Gigapower fiber JV sets expansion into Minneapolis-St. Paul
Gigapower, the AT&T-BlackRock joint venture targeting 1.5 million locations, said it will bring its fiber-fueled open access network to several areas in southern Minneapolis-St. Paul.
Gigapower, the AT&T-BlackRock joint venture, has identified several towns in the southern Minneapolis-St. Paul area as expansion targets for a multi-gigabit fiber network that will be underpinned by an "open access" framework.
Gigapower's expansion there will include Bloomington, Eden Prairie, Eagan, Savage, Apple Valley, Burnsville, Farmington, Lakeville, Rosemont and Shakopee.
Those areas will join other markets that Gigapower has identified for a phase one network build that includes Las Vegas, three cities in Arizona (Mesa, Chandler and Gilbert), parts of northeastern Pennsylvania (including Wilkes-Barre and Scranton) and areas of Alabama and Florida. Gigapower has also identified Albuquerque, New Mexico, as an expansion market.
The JV did not say when it will start building and launch services in the Minnesota expansion markets, but it launched a website that enables consumers to be alerted about future service availability.
Light Reading has asked Gigapower for additional details about the expected deployment and service launch timelines for southern Minneapolis-St. Paul, and an update on its build activity in the other previously identified markets. Last year, Gigapower execs said the JV expects to complete the phase one build sometime in 2025. AT&T, Gigapower's anchor tenant, is already offering service on the Gigapower network in Arizona, Florida and Nevada, according to Fierce Telecom.

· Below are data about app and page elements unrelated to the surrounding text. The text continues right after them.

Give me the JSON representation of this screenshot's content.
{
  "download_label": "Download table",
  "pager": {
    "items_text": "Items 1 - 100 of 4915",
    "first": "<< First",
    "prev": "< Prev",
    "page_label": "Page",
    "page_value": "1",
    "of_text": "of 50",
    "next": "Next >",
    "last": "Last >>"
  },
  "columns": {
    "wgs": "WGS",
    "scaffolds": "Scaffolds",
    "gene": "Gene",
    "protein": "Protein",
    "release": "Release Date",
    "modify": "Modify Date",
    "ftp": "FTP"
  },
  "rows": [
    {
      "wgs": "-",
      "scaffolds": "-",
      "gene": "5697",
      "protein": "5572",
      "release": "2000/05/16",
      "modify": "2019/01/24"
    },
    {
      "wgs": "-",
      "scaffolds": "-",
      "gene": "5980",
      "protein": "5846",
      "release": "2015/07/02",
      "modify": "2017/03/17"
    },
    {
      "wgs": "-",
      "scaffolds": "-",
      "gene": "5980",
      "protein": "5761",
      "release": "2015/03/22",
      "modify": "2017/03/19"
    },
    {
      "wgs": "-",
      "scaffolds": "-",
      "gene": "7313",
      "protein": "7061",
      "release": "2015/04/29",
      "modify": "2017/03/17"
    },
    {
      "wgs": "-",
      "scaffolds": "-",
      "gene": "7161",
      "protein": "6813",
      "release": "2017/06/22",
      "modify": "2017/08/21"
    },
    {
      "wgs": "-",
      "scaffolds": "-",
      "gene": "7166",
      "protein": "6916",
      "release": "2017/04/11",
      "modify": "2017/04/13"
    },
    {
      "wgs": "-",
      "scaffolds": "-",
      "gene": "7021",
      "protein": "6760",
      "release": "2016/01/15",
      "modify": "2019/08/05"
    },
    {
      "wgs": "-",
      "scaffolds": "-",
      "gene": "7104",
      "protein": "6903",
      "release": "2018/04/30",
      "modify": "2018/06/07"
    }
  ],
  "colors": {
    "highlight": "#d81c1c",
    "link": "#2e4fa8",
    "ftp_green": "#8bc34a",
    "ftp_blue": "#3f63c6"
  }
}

Gigapower is initially looking to build fiber to 1.5 million locations that fall outside AT&T's wireline footprint, though the JV has indicated it has an appetite to expand that number. Gigapower has also expressed interest in participating in the $42.45 billion Broadband Equity Access and Deployment (BEAD) program.
Pushing ahead with the open access model
Gigapower will employ an open access model that allows others to sell services via its fiber networks. AT&T, naturally, will be Gigapower's first anchor tenant. JV execs said last year that Gigapower has been approached by several ISPs outside of AT&T that are interested in providing services over its network, but it has yet to identify any new open access partners.
But that list includes cable operators and "non-facility-based ISPs," Gigapower CEO Bill Hogg told Light Reading last year.
"We certainly anticipate that there will be a portfolio of ISPs that we'll have in a particular market," he said then. "What we want to try to do is find a good complementary group of ISPs that go after segments that they otherwise might not be going after and maybe have a bundle or a proposition that would be unique for that particular ISP and be successful in the marketplace."
Gigapower is basing its multi-gigabit fiber network on XGS-PON technology and has suggested that the resulting platform will be software-upgradable to deliver up to 20 Gbit/s.